On the other hand, if you want to be the one implementing applications, you will not be working on the engine, but working on building application that USE the engine. A good analogy I think is form the gaming industry:
Are you developing the graphic engine (like the Cry engine), or working on one of several hundred games, all use the same graphic engine?
Don't get me wrong, there is plenty to work on the quality of the search also outside the IBM/Nuance of the world. The engine is usually very open, and there are a lot of algorithmic tweaking to be done that can dramatically affect performance. Each business application has different constraints and cost/benefit function, so you can make experiments for many years building better voice recognition based applications.
one more thing: in general, you would also want to have good statistics background the lower in the stack you want to be.
At this point in time, I'm mainly interested in being able to create applications that allow automation
Good, we are converging here... Then you have no interest in "Speech-to-Text". That buzzwords takes you to the world of full transcription, a place you do not need to go to.
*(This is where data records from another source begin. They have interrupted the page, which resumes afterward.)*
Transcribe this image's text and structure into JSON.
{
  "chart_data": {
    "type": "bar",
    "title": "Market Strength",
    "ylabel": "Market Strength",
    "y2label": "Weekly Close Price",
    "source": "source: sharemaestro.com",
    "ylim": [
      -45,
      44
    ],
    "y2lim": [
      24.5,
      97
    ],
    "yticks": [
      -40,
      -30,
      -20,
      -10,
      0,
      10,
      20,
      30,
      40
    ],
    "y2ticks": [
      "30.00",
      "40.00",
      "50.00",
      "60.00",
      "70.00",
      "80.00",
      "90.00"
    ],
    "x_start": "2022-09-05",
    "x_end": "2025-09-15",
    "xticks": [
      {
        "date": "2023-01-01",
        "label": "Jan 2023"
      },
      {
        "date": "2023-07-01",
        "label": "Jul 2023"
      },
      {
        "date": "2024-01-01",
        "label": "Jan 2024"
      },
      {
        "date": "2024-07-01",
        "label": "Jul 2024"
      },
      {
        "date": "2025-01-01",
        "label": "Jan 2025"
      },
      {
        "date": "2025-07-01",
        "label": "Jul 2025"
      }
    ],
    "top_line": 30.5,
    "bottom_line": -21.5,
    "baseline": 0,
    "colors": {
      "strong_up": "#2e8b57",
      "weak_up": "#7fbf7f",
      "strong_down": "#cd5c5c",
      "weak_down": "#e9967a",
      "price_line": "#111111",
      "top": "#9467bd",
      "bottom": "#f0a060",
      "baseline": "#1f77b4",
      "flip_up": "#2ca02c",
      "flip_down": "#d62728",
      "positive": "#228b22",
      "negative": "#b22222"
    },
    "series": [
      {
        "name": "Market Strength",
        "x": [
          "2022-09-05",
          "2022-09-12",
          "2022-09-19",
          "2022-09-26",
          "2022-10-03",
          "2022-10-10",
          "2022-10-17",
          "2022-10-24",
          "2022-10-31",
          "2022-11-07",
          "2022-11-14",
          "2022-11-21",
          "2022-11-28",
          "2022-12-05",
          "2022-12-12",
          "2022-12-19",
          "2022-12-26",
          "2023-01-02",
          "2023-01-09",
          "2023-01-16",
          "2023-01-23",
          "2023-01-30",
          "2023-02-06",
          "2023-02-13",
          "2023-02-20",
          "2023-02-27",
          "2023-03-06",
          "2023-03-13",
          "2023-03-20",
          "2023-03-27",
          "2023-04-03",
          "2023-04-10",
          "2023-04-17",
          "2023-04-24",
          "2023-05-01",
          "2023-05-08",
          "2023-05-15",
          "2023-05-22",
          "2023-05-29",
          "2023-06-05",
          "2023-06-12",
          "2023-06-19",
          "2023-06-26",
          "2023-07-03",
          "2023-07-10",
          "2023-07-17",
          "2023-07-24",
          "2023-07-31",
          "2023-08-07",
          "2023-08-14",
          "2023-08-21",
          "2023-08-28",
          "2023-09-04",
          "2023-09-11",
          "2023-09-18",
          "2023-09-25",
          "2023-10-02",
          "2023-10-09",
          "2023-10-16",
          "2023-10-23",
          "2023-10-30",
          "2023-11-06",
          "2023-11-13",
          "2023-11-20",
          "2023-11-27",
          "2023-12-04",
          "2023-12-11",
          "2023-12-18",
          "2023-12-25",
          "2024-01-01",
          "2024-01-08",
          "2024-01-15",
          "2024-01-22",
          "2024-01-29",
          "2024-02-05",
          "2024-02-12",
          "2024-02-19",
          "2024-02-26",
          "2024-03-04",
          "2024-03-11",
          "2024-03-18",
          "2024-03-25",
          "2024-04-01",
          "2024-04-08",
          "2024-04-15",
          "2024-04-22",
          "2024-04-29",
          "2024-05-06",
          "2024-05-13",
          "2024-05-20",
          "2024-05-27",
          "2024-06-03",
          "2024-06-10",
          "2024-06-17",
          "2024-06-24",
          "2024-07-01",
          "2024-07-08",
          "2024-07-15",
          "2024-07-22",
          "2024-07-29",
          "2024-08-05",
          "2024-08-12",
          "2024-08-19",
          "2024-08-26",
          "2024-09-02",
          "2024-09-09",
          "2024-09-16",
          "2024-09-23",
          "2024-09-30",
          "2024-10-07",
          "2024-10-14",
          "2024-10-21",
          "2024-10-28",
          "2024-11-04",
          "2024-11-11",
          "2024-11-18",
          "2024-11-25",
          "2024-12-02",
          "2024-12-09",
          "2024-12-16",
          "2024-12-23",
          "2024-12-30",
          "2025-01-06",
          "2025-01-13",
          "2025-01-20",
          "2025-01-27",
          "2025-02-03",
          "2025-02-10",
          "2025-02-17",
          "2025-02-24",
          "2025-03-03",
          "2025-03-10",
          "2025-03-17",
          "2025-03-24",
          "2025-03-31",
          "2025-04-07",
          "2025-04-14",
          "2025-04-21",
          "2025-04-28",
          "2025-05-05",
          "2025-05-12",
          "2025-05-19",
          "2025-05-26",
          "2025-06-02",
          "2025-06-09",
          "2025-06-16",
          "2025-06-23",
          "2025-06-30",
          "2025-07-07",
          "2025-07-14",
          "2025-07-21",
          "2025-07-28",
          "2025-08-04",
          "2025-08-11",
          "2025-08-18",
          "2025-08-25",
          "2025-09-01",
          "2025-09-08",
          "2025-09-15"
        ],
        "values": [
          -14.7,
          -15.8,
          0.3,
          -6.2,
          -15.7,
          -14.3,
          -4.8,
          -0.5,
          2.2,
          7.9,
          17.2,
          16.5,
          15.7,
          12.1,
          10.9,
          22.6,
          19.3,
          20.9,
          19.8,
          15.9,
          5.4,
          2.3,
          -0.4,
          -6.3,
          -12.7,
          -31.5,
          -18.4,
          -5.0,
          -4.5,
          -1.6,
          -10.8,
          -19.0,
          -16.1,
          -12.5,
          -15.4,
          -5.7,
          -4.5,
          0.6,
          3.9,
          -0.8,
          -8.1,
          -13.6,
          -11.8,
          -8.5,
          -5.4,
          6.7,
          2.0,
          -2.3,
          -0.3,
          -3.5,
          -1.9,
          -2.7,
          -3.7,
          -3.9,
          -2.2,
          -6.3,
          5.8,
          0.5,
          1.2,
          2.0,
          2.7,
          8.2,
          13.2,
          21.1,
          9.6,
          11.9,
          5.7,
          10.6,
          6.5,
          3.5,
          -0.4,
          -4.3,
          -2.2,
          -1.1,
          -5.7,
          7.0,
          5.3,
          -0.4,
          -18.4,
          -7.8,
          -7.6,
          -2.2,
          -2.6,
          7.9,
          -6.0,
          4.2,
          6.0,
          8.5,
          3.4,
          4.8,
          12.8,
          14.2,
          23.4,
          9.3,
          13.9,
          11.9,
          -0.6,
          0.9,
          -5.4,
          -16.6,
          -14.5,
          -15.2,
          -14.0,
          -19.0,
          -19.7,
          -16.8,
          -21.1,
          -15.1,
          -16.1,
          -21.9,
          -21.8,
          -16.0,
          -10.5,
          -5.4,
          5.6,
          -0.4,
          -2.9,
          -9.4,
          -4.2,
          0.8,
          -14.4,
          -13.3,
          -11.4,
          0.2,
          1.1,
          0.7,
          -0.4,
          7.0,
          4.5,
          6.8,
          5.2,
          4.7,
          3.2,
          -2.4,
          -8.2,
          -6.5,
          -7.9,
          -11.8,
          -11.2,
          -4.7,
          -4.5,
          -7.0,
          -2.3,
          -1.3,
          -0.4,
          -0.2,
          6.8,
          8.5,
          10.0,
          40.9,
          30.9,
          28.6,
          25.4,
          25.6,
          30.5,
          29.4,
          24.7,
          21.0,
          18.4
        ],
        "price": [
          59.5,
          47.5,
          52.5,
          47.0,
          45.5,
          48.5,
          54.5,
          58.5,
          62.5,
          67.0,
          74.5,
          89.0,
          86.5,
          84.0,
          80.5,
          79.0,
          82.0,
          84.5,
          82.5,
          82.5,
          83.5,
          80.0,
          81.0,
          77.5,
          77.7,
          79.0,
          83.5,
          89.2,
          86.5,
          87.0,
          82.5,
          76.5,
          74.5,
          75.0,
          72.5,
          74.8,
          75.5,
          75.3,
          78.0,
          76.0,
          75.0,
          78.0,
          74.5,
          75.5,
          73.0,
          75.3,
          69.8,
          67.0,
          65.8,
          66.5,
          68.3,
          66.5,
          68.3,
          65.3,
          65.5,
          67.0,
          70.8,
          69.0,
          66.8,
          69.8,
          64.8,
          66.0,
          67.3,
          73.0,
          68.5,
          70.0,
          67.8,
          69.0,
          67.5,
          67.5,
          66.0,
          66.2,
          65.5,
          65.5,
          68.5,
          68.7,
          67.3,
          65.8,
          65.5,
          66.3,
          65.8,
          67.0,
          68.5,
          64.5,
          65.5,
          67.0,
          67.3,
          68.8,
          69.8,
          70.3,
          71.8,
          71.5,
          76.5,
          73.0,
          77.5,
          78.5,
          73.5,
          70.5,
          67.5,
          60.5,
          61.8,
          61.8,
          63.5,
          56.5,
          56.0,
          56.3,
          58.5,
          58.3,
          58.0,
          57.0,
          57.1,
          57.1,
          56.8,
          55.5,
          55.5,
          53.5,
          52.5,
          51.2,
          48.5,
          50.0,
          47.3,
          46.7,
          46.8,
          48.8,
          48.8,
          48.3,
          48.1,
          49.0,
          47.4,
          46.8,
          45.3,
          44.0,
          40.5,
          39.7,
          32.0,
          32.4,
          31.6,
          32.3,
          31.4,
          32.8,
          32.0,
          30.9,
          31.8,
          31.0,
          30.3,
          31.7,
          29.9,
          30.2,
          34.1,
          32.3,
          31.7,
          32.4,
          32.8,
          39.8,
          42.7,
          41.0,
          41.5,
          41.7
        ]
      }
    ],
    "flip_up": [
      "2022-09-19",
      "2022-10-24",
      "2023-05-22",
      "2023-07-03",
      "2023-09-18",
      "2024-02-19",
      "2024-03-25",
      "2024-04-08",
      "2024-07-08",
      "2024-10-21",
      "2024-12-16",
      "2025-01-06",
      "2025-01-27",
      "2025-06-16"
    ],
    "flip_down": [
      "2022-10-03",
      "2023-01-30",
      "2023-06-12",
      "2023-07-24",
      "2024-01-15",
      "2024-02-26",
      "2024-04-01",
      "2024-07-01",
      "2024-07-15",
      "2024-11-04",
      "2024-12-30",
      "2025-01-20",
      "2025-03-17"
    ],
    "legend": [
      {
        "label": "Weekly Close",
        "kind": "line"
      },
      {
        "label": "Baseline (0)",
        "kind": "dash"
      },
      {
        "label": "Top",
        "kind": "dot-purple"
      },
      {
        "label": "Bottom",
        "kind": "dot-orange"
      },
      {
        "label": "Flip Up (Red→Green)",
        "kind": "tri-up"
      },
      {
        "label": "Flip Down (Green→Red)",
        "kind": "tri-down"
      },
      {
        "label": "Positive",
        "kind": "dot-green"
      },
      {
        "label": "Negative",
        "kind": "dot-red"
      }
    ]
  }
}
You should be focusing on some of the more Human-to-Machine technologies like Voice XML and the ones used in IVR systems (Nuance is the biggest player there)
I would definitely recommend picking up a book or two if you are new to the field. I've got no experience in the field, so I can't make a recommendation. If you are still in college (or still have close ties), you should find out if any of your professors can make a recommendation.
The survey you linked is probably an excellent resource, too. I'm sure there have been advancements since 1996, but the basics are unlikely to have fundamentally changed. If the survey is well-written, then it would be well worth your time to read it.
For OS X check out this: OS X Speech Technologies
For Windows check out this: Microsoft Speech API
I have worked with IBMs ViaVoice product. It has a good ASR (automated speech recognition) engine, and a nice text-to-speech engine.
The websites not very good, but this is a link for the Embedded version http://www-01.ibm.com/software/voice/support/
It is platform agnostic though, and everything works through a MVC architecture using vxml a variant of xml for voice purposes.
What platform are you targeting ?. There is Microsoft Speech APIs that you can use if its for windows.
There is also the Speech Recognition Service for Android.